My best friend is red-green colorblind. Both colors look identical to her and so she will never know for sure whether the color she sees is actually red, actually green, or some amalgam of the two. She memorized the placement of stop and go traffic lights at the age of 15, and since then, her minor disability has not had much of an impact on her life. She finds it fairly mundane. I, on the other hand, find it fascinating.
Every time she holds up a fire engine red dress at the mall or selects a ruby red nail polish at a salon or points to a maroon red paint sample and casually checks in with me to confirm, “What color is this?” – my mind basically bends in half.
“Does it look more like fire or grass to you?” I asked once, determined to get to the bottom of this once and for all.
“I don’t know. Fire and grass look like basically the same color to me.”
“But, wait – does it look more like pink or blue to you?”
“I’m not sure. It’s hard to tell.” She shrugged, untroubled.
It’s not so much the fact of her color-blindness that bewilders and intrigues me. It’s the larger idea that we can be looking at the exact same color and never really be certain that we’re seeing the same color at all.
I can easily accept subjective interpretations of experiences. Sure, two people can read the same book, see the same sunset, participate in the same conversation and both leave with entirely different impressions. And I can theoretically accept that language is subjective too. If I tell you “I love you,” there is no way to confirm with any certainty that the picture of love in my head matches the picture in yours. If you tell me that you believe in God, your inexpressible image of God might not match anything that I would recognize as a god. We might only think we’re communicating when we’re actually in entirely different conversations.
But if something as deeply rooted in concrete reality as color is in the eye of the beholder, it calls into question the very possibility of shared perception.

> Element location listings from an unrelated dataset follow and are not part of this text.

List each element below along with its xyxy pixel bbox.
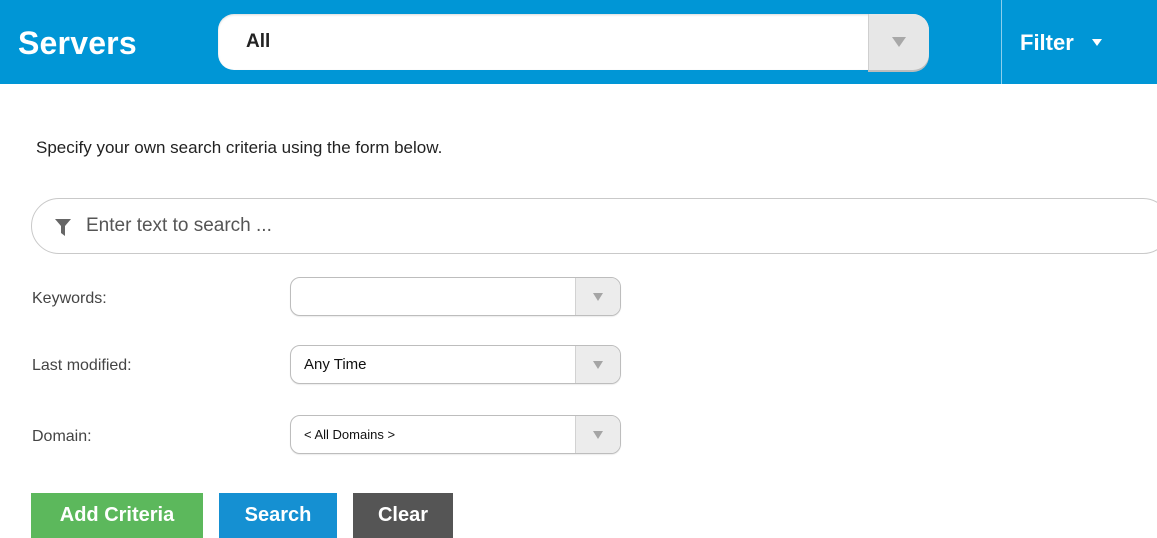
add-criteria-button[interactable]: Add Criteria: [31, 493, 203, 538]
domain-value: < All Domains >: [304, 427, 396, 442]
filter-button[interactable]: Filter: [1002, 0, 1157, 84]
search-placeholder: Enter text to search ...: [86, 215, 272, 236]
page-title: Servers: [18, 25, 137, 61]
filter-label: Filter: [1020, 30, 1074, 55]
clear-button[interactable]: Clear: [353, 493, 453, 538]
search-input[interactable]: Enter text to search ...: [31, 198, 1157, 254]
intro-text: Specify your own search criteria using t…: [36, 138, 443, 157]
keywords-label: Keywords:: [32, 290, 107, 307]
last-modified-select[interactable]: Any Time: [290, 345, 621, 384]
view-select[interactable]: All: [218, 14, 929, 70]
view-select-value: All: [246, 31, 271, 52]
page: Servers All Filter Specify your own sear…: [0, 0, 1157, 538]
chevron-down-icon[interactable]: [575, 278, 620, 315]
chevron-down-icon[interactable]: [575, 416, 620, 453]
chevron-down-icon[interactable]: [868, 14, 929, 70]
search-button[interactable]: Search: [219, 493, 337, 538]
last-modified-value: Any Time: [304, 356, 367, 373]
chevron-down-icon[interactable]: [575, 346, 620, 383]
caret-down-icon: [1092, 39, 1102, 46]
domain-select[interactable]: < All Domains >: [290, 415, 621, 454]
top-bar: Servers All Filter: [0, 0, 1157, 84]
keywords-select[interactable]: [290, 277, 621, 316]
last-modified-label: Last modified:: [32, 357, 132, 374]
domain-label: Domain:: [32, 428, 92, 445]
filter-funnel-icon: [55, 219, 71, 236]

On a day-to-day basis, I forget all of this. I go through most days choosing to believe that we are all on the same page with regard to the basics of reality, because that’s the only functional, pragmatic thing to believe. But this paradigm becomes impossible to maintain in those moments when my best friend holds up a hunter green fabric swatch or a mint green purse or an emerald green notebook and asks me, “What color is this?”
Maybe that’s why a (spoiler alert) black-and-blue dress scorched the internet this week.

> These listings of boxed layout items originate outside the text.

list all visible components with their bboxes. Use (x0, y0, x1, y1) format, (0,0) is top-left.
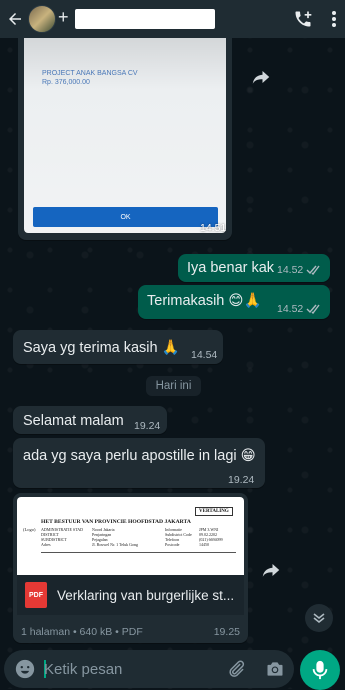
message-composer (4, 650, 294, 688)
document-file-row[interactable]: PDF Verklaring van burgerlijke st... (17, 575, 244, 615)
message-text: Selamat malam (23, 413, 124, 429)
document-stamp: VERTALING (195, 507, 233, 516)
forward-button[interactable] (256, 555, 286, 585)
document-preview[interactable]: VERTALING HET BESTUUR VAN PROVINCIE HOOF… (17, 497, 244, 575)
message-meta: 14.52 (277, 264, 322, 276)
scroll-to-bottom-button[interactable] (305, 604, 333, 632)
camera-icon[interactable] (265, 659, 285, 679)
forward-icon (262, 564, 280, 577)
document-preview-mid: Noord Jakarta Penjaringan Pejagalan Jl. … (92, 527, 138, 547)
message-time: 14.52 (277, 264, 304, 276)
document-logo-label: (Logo) (23, 527, 36, 532)
document-preview-right-labels: Informatie Subdistrict Code Telefoon Pos… (165, 527, 192, 547)
document-preview-right-values: JPM 3.WNI 09.02.2202 (021) 6694099 14450 (199, 527, 223, 547)
message-text: Iya benar kak (187, 260, 275, 276)
message-text: ada yg saya perlu apostille in lagi 😁 (23, 448, 256, 464)
message-time: 19.24 (134, 420, 161, 432)
attach-icon[interactable] (226, 659, 246, 679)
message-meta: 14.52 (277, 303, 322, 315)
document-message[interactable]: VERTALING HET BESTUUR VAN PROVINCIE HOOF… (13, 493, 248, 643)
document-name: Verklaring van burgerlijke st... (57, 587, 235, 603)
emoji-icon[interactable] (14, 658, 36, 680)
outgoing-message[interactable]: Terimakasih 😊🙏 14.52 (138, 285, 330, 319)
image-ok-button: OK (33, 207, 218, 227)
double-check-icon (306, 265, 320, 275)
message-text: Saya yg terima kasih 🙏 (23, 340, 180, 356)
voice-message-button[interactable] (300, 650, 340, 690)
chat-header: + (0, 0, 345, 38)
message-meta: 19.24 (134, 420, 160, 432)
document-meta: 1 halaman • 640 kB • PDF (21, 626, 143, 638)
date-separator: Hari ini (146, 376, 201, 396)
back-button[interactable] (4, 0, 26, 38)
more-options-icon[interactable] (331, 10, 337, 28)
double-check-icon (306, 304, 320, 314)
message-input[interactable] (44, 656, 214, 682)
forward-button[interactable] (246, 62, 276, 92)
chevron-double-down-icon (313, 613, 325, 624)
message-text: Terimakasih 😊🙏 (147, 293, 262, 309)
message-time: 14.54 (191, 349, 218, 361)
message-time: 14.52 (277, 303, 304, 315)
message-time: 19.25 (213, 626, 240, 638)
microphone-icon (312, 660, 328, 680)
message-time: 19.24 (228, 474, 255, 486)
pdf-file-icon: PDF (25, 582, 47, 608)
outgoing-message[interactable]: Iya benar kak 14.52 (178, 254, 330, 282)
contact-avatar[interactable] (28, 5, 56, 33)
document-divider (41, 552, 236, 553)
plus-icon: + (58, 7, 69, 27)
incoming-message[interactable]: Saya yg terima kasih 🙏 14.54 (13, 330, 223, 364)
image-text-line2: Rp. 376,000.00 (42, 79, 90, 86)
document-preview-left: ADMINISTRATIE STAD DISTRICT SUBDISTRICT … (41, 527, 84, 547)
image-text-line1: PROJECT ANAK BANGSA CV (42, 70, 138, 77)
add-call-icon[interactable] (293, 9, 313, 29)
incoming-message[interactable]: Selamat malam 19.24 (13, 406, 167, 434)
image-preview[interactable]: PROJECT ANAK BANGSA CV Rp. 376,000.00 (24, 28, 226, 233)
message-meta: 19.24 (228, 474, 254, 486)
contact-name-redacted[interactable] (74, 9, 215, 29)
message-meta: 14.54 (191, 349, 217, 361)
forward-icon (252, 71, 270, 84)
document-preview-title: HET BESTUUR VAN PROVINCIE HOOFDSTAD JAKA… (41, 519, 191, 525)
incoming-message[interactable]: ada yg saya perlu apostille in lagi 😁 19… (13, 438, 265, 488)
message-time: 14.51 (200, 222, 227, 234)
arrow-left-icon (9, 13, 21, 25)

Optical illusions are fairly commonplace, but this wasn’t a typical illusion. There was no way to squint and find a path back to an objective, shared reality. There was just the realization two people could look at the exact same dress and see two entirely different dresses. There was just the implicit question of whether it’s possible to ever know how anyone else sees anything.
Maybe the intense social media reaction was not in response to the idea of this photograph as an illusion, but in response to the idea that our shared reality is an illusion. It revealed a divide rarely contemplated but always lurking. It provoked people to defend their perception as if their very reality depended on it. Because, in a way, it did.